When your vector store has been created and the relevant documents has been added, you can query the vector store in your chain or agent.

Filtering support

The vector store supports a set of filters that can be applied against the metadata fields of the documents.

Operator Meaning/Category
$eq Equality (==)
$ne Inequality (!=)
$lt Less than (<)
$lte Less than or equal (<=)
$gt Greater than (>)
$gte Greater than or equal (>=)
$in Special Cased (in)
$nin Special Cased (not in)
$between Special Cased (between)
$like Text (like)
$ilike Text (case-insensitive like)
$and Logical (and)
$or Logical (or)

Query directly

Performing a simple similarity search can be done as follows:

results = vector_store.similarity_search(
    "kitty", k=10, filter={"id": {"$in": [1, 5, 2, 9]}}
)
for doc in results:
    print(f"* {doc.page_content} [{doc.metadata}]")
    * there are cats in the pond [{'id': 1, 'topic': 'animals', '___location': 'pond'}]
    * ducks are also found in the pond [{'id': 2, 'topic': 'animals', '___location': 'pond'}]
    * the new art exhibit is fascinating [{'id': 5, 'topic': 'art', '___location': 'museum'}]
    * the library hosts a weekly story time for kids [{'id': 9, 'topic': 'reading', '___location': 'library'}]

If you provide a dict with multiple fields, but no operators, the top level is interpreted as a logical AND filter

vector_store.similarity_search(
    "ducks",
    k=10,
    filter={"id": {"$in": [1, 5, 2, 9]}, "___location": {"$in": ["pond", "market"]}},
)
[Document(id='2', metadata={'id': 2, 'topic': 'animals', '___location': 'pond'}, page_content='ducks are also found in the pond'),
 Document(id='1', metadata={'id': 1, 'topic': 'animals', '___location': 'pond'}, page_content='there are cats in the pond')]
vector_store.similarity_search(
    "ducks",
    k=10,
    filter={
        "$and": [
            {"id": {"$in": [1, 5, 2, 9]}},
            {"___location": {"$in": ["pond", "market"]}},
        ]
    },
)
[Document(id='2', metadata={'id': 2, 'topic': 'animals', '___location': 'pond'}, page_content='ducks are also found in the pond'),
 Document(id='1', metadata={'id': 1, 'topic': 'animals', '___location': 'pond'}, page_content='there are cats in the pond')]

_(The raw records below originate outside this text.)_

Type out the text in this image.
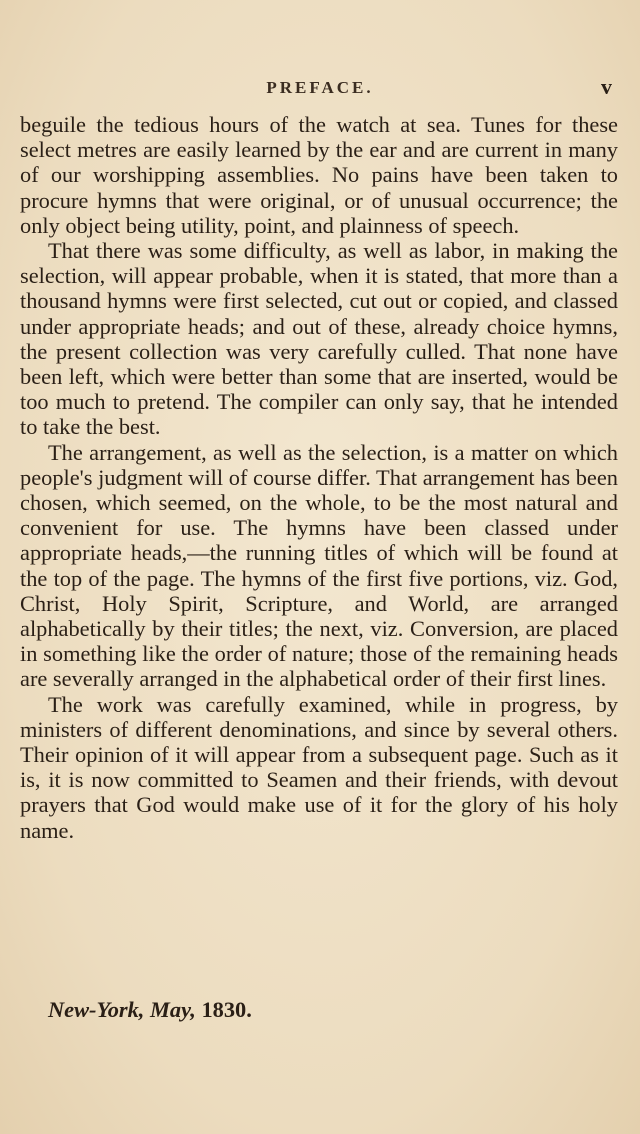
PREFACE.	v

beguile the tedious hours of the watch at sea. Tunes for these select metres are easily learned by the ear and are current in many of our worshipping assemblies. No pains have been taken to procure hymns that were original, or of unusual occurrence; the only object being utility, point, and plainness of speech.

That there was some difficulty, as well as labor, in making the selection, will appear probable, when it is stated, that more than a thousand hymns were first selected, cut out or copied, and classed under appropriate heads; and out of these, already choice hymns, the present collection was very carefully culled. That none have been left, which were better than some that are inserted, would be too much to pretend. The compiler can only say, that he intended to take the best.

The arrangement, as well as the selection, is a matter on which people's judgment will of course differ. That arrangement has been chosen, which seemed, on the whole, to be the most natural and convenient for use. The hymns have been classed under appropriate heads,—the running titles of which will be found at the top of the page. The hymns of the first five portions, viz. God, Christ, Holy Spirit, Scripture, and World, are arranged alphabetically by their titles; the next, viz. Conversion, are placed in something like the order of nature; those of the remaining heads are severally arranged in the alphabetical order of their first lines.

The work was carefully examined, while in progress, by ministers of different denominations, and since by several others. Their opinion of it will appear from a subsequent page. Such as it is, it is now committed to Seamen and their friends, with devout prayers that God would make use of it for the glory of his holy name.

New-York, May, 1830.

If you want to execute a similarity search and receive the corresponding scores you can run:

results = vector_store.similarity_search_with_score(query="cats", k=1)
for doc, score in results:
    print(f"* [SIM={score:3f}] {doc.page_content} [{doc.metadata}]")
* [SIM=0.528338] there are cats in the pond [{'id': 1, 'topic': 'animals', '___location': 'pond'}]

For a full list of the different searches you can execute on a PGVector vector store, refer to the API reference.

Query by turning into retriever

You can also transform the vector store into a retriever for easier usage in your chains.

retriever = vector_store.as_retriever(search_type="mmr", search_kwargs={"k": 1})
retriever.invoke("kitty")
[Document(id='1', metadata={'id': 1, 'topic': 'animals', '___location': 'pond'}, page_content='there are cats in the pond')]

Current limitations

  • langchain_postgres works only with psycopg3. Update your connection strings from postgresql+psycopg2://... to postgresql+psycopg://langchain:langchain@...
  • The schema of the embedding store and collection has changed to make add_documents work correctly with user specified IDs.
  • One has to pass an explicit connection object now.

Currently, there is no mechanism that supports easy data migration on schema changes. So any schema changes in the vector store require the user to recreate the tables and readd the documents.